On Christmas Day, Valve had a few hours of problems. Their servers were being overloaded by malicious traffic. The best analogy that I could provide would be a bad organization who sent a thousand people to Walmart, to do nothing but stand in the check-out line and ask the cashier about the time. This clogs up the infrastructure, preventing legitimate customers from making their transactions. This was often done after demanding a ransom. Don't pay? Your servers get clogged at the worst time.
A little too much sharing…
There are two ways to counter-act a DDoS attack: add hardware or make your site more efficient.
When a website is requested, the server generates the page and sends it to the customer. This process is typically slow, especially for complicated sites that pull data from one or more database(s). It then feeds this data to partners to send to customers. Some pages, like the Steam Store's front page, are mostly the same for anyone who views it (from the same geographic region). Some pages, like your order confirmation page, are individual. You can save server performance by generating the pages only when they change, and giving them to relevant users from the closest delivery server.
Someone, during a 20-fold spike in traffic relative to the typical Steam Sale volume, accidentally started saving (caching) pages with private information and delivering them to random users. This includes things like order confirmation and contact information pages for whatever logged-in account generated them. This is pretty terrible for privacy. Again, it does not allow users to interact with the profiles of other users, just see the results that other users generated.

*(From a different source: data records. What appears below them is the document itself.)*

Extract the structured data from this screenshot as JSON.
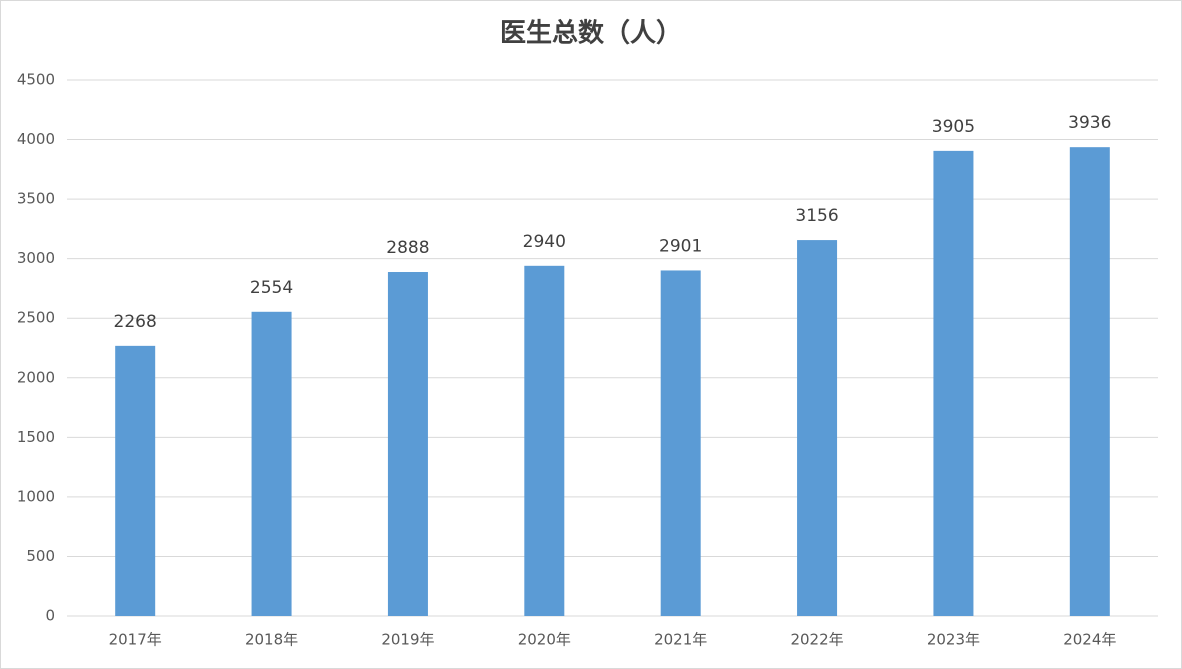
{
  "chart_data": {
    "type": "bar",
    "title": "医生总数（人）",
    "categories": [
      "2017年",
      "2018年",
      "2019年",
      "2020年",
      "2021年",
      "2022年",
      "2023年",
      "2024年"
    ],
    "values": [
      2268,
      2554,
      2888,
      2940,
      2901,
      3156,
      3905,
      3936
    ],
    "color": "#5b9bd5",
    "ylim": [
      0,
      4500
    ],
    "yticks": [
      0,
      500,
      1000,
      1500,
      2000,
      2500,
      3000,
      3500,
      4000,
      4500
    ],
    "grid": true
  }
}
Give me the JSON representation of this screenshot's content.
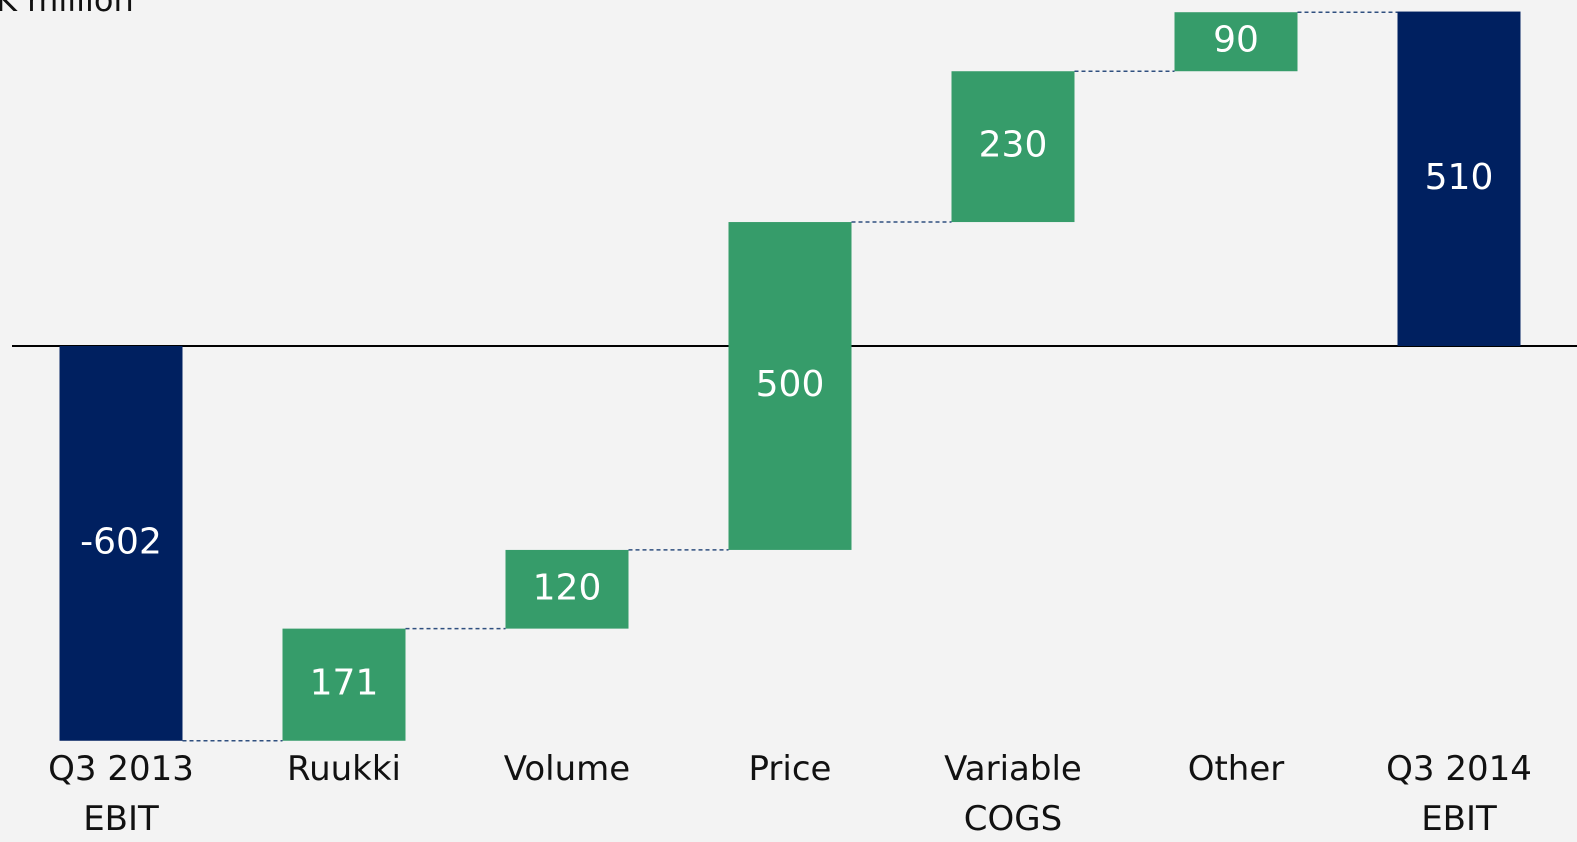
{
  "chart_data": {
    "type": "waterfall",
    "title": "K million",
    "categories": [
      "Q3 2013 EBIT",
      "Ruukki",
      "Volume",
      "Price",
      "Variable COGS",
      "Other",
      "Q3 2014 EBIT"
    ],
    "values": [
      -602,
      171,
      120,
      500,
      230,
      90,
      510
    ],
    "measure": [
      "absolute",
      "relative",
      "relative",
      "relative",
      "relative",
      "relative",
      "total"
    ],
    "colors": {
      "total": "#002060",
      "increase": "#369c6a"
    },
    "ylim": [
      -610,
      520
    ]
  }
}
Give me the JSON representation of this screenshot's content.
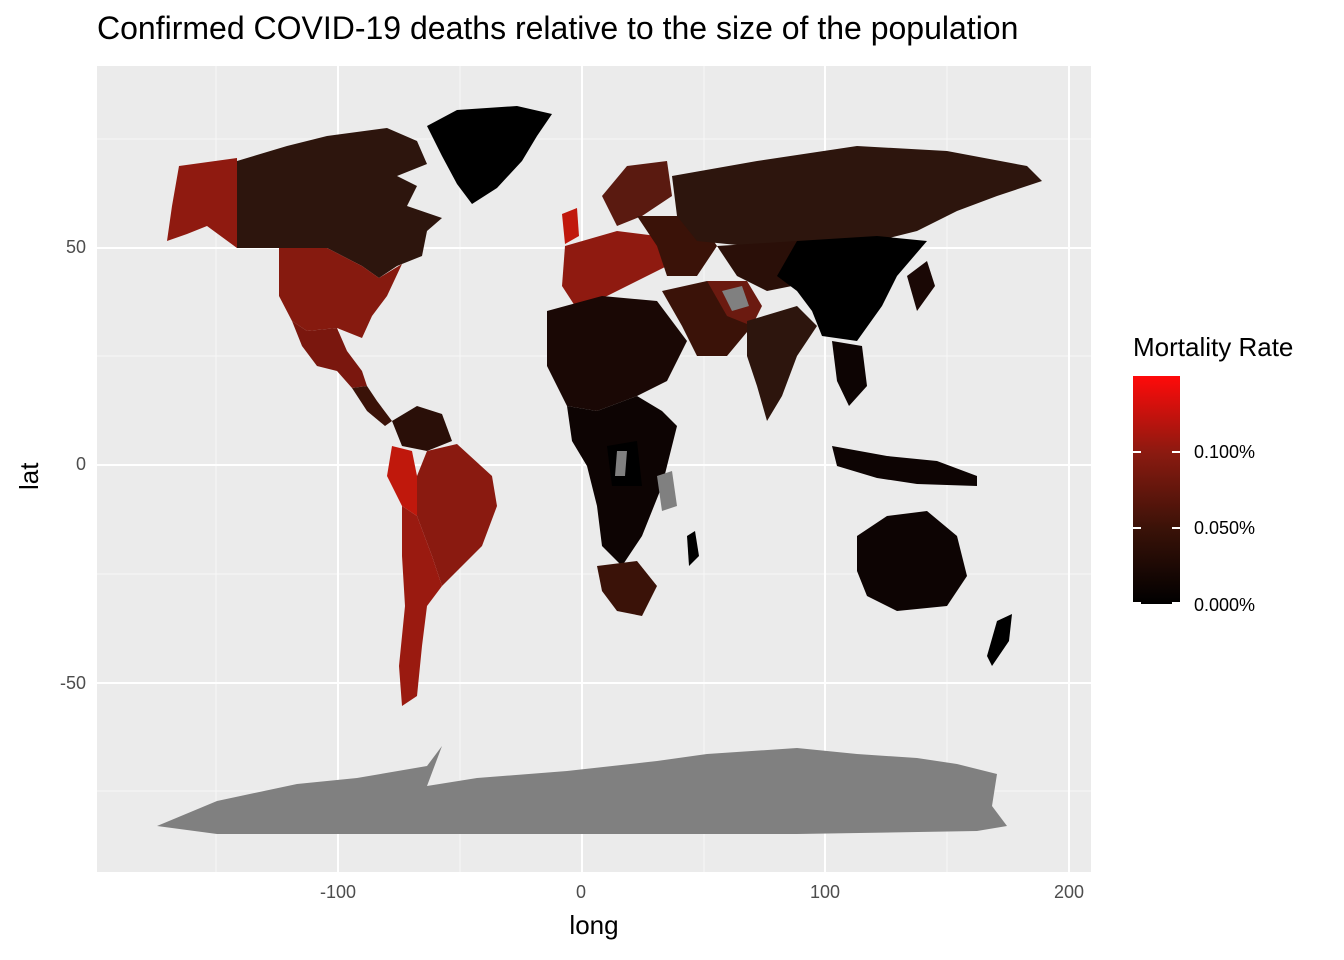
{
  "title": "Confirmed COVID-19 deaths relative to the size of the population",
  "chart_data": {
    "type": "map",
    "projection": "longitude/latitude",
    "xlabel": "long",
    "ylabel": "lat",
    "xlim": [
      -195,
      210
    ],
    "ylim": [
      -93,
      88
    ],
    "x_ticks": [
      -100,
      0,
      100,
      200
    ],
    "x_tick_labels": [
      "-100",
      "0",
      "100",
      "200"
    ],
    "y_ticks": [
      -50,
      0,
      50
    ],
    "y_tick_labels": [
      "-50",
      "0",
      "50"
    ],
    "grid": true,
    "background_color": "#ebebeb",
    "missing_data_color": "#808080",
    "legend": {
      "title": "Mortality Rate",
      "placement": "right",
      "scale": "continuous",
      "min": 0.0,
      "max": 0.15,
      "breaks": [
        0.0,
        0.05,
        0.1
      ],
      "labels": [
        "0.000%",
        "0.050%",
        "0.100%"
      ],
      "colors": [
        "#000000",
        "#ff0a0a"
      ]
    }
  }
}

But this is still quite bad.
Users complained, especially on Twitter, that Valve should have shut down their website immediately. From my position, I agree, especially since attempting to make a purchase tells the web server to pull the most sensitive information (billing address, etc.) from the database. I don't particularly know why Valve didn't, but I cannot see that from the outside.
It's probably a simple mistake to make, especially since Valve seems to blame a third-party for the configuration issue. On the other hand, that also meant that Valve structured their website such that sensitive information is in the hands of third-parties to properly cache. That might have been necessary, depending on their browser compatibility requirements, but I would hope that it's something Valve restructures in the future. (For instance, have the caching server store the site's framework, and fill in the individual's data with a JavaScript request to another, uncached server.)
But again, I don't work there. I don't know the details.
“But again, I don’t work
“But again, I don’t work there. I don’t know the details.” well said. why most of us come here id say.
ill piggyback off above quote, and ask this question, for some perspective, as i dont know jack about issues like these in general, let alone this one specifically. but how does this compare to other data breaches? Sony for instance.
sidenote- Valve attempting to shift culpability onto a third-party (whether justified or not), is not comforting in the slightest.
This, while tragic, is
This, while tragic, is nowhere near as awful as some of the previous data breaches. The worst people could get was an email address, last four of credit card information.(I’m pretty certain that was it in regard to personal information) The moment you would try to change anything it’d prompt for credentials so they couldn’t edit anything or purchase anything. Not a huge deal, but the big concern at this point is the email address & last four of card are pretty important when attempting to do a bit of social engineering if they so desired.
There is probably more to it that I don’t remember at this point but I wasn’t hugely concerned as I don’t have my card info saved for purchasing so I kind of stopped worrying pretty quickly.
thx! steam just updated its
thx! steam just updated its ‘service agreement’. i wonder if the changes being implemented (Valve SARL), have anything to do with these holiday security issues? aforementioned ‘third-party’ found??
Doubtful. If I had to guess,
Doubtful. If I had to guess, I'd say it's this: http://arstechnica.com/gaming/2015/12/french-consumer-group-sues-for-right-to-resell-steam-games/
Officially, it's something to do with them getting into hardware.
windows 10 duh!!!!!!!!!!!
windows 10 duh!!!!!!!!!!!
Valve may well have ‘shut
Valve may well have ‘shut down their website’ quickly. The problem is this was a caching service issue. The entire PROBLEM was the cache service holding pages to cache they shouldn’t have: Valve literally pulling the plugs out of the Steam store webservers would do nothing until the caching service had purged the incorrect configuration and all the pages that had been changed incorrectly, and/or Valve’s DNS host had propagated changed to prevent Steam URLs from pointing to the cache service. Both take time, and there’s no much Valve can do other than call up either service (who are operating on holiday staffing) and yell “Fix it faster!”.
Yeah, those are some of the
Yeah, those are some of the details that could vary on how their back-end is structured. You'd expect that a big red button would be designed to take the service offline in case of emergency, invalidating all cache. Who knows (from the outside)?
I can only say: crappy web
I can only say: crappy web server.
Every HTTP request has well known origin and destination (user specific key used by server to distinguish between users). If two users connect, two sessions will be created. How is possible to mix data from two totally different sessions? Not to reuse but mix?
That’s like playing two movies from two different files and both are mixed!?
Why this does not happens on overloaded PC but happens on web server?
I’m just here to comment on
I’m just here to comment on the commentary regarding Valve’s…comment. Inception.